| Type: | Sport, 50 ft (15 m) |
| GPS: | 37.926, -120.4635 |
| FA: | John Williams, 1994 |
| Page Views: | 1,268 total · 17/month |
| Shared By: | Nathaniel Chu on Oct 22, 2019 · Updates |
| Admins: | Mike Morley, Adam Stackhouse, Salamanizer Ski, Justin Johnsen, Vicki Schwantes |
Gold Wall (which is privately owned) is open to climbing.
However climbers must follow the owners rules!
Rules for climbing at Gold Wall:
-No yelling/loud noises
-No fires of any kind
-No camping
-No trash/bathroom
-No publishing routes in books or online (ie Don't post on Mountain Project or other online sites)
-No disclosing exact location in books/online
The land owners continue to have full rights over the Gold Wall and the right to close access at any time if activities occur that make them uncomfortable. We are very thankful to the land owners who recognize the importance of Gold Wall to the climbing community and generously have allowed rock climbing to occur on their property.
Access Fund is working with Tuolumne County, Tuolumne County Land Trust, private landowners and the US Bureau of Reclamation to come up with a solution to the Shell Rd parking issue. Please be mindful of where you park when going to Table Mountain, do not block private driveways or vehicle access on Shell Rd and remember this area is a high fire danger zone so use abundance of caution!

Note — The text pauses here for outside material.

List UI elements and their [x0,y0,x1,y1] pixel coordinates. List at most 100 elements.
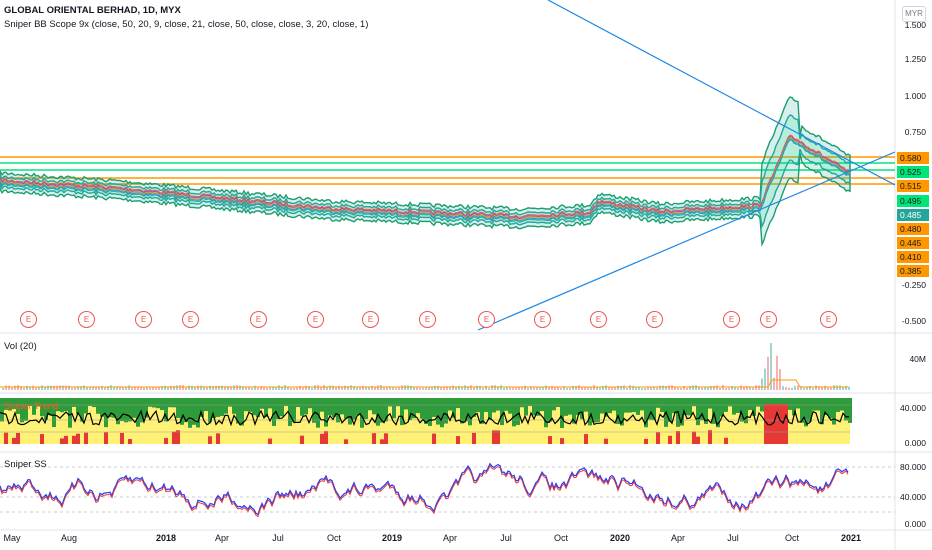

It is up to us as a climbing community to ensure the owner’s rules are upheld so please if you see something say something!!
Description
Ejection Seat takes off from the double anchors at the top of Three Fingered Jack, Hole in the Wall, and Granted. Move up a series of steep but good holds, passing a large juggy undercling and a very nice no hands rest mid route. Clip some quickclips at the top. A 70M rope will easily reach the ground from the top anchors. This route itself is all bolts, but you likely want trad gear for approach pitches below.
Location
Three Fingered Jack, Hole in the Wall, and Granted are on the left side of the Grotto. See the description of those routes. From Three Fingered Jack, you can clip a bolt on the face and launch straight up into the route, while from the other routes, you'll probably clip the anchors with a long draw, trend a bit right, and then continue up.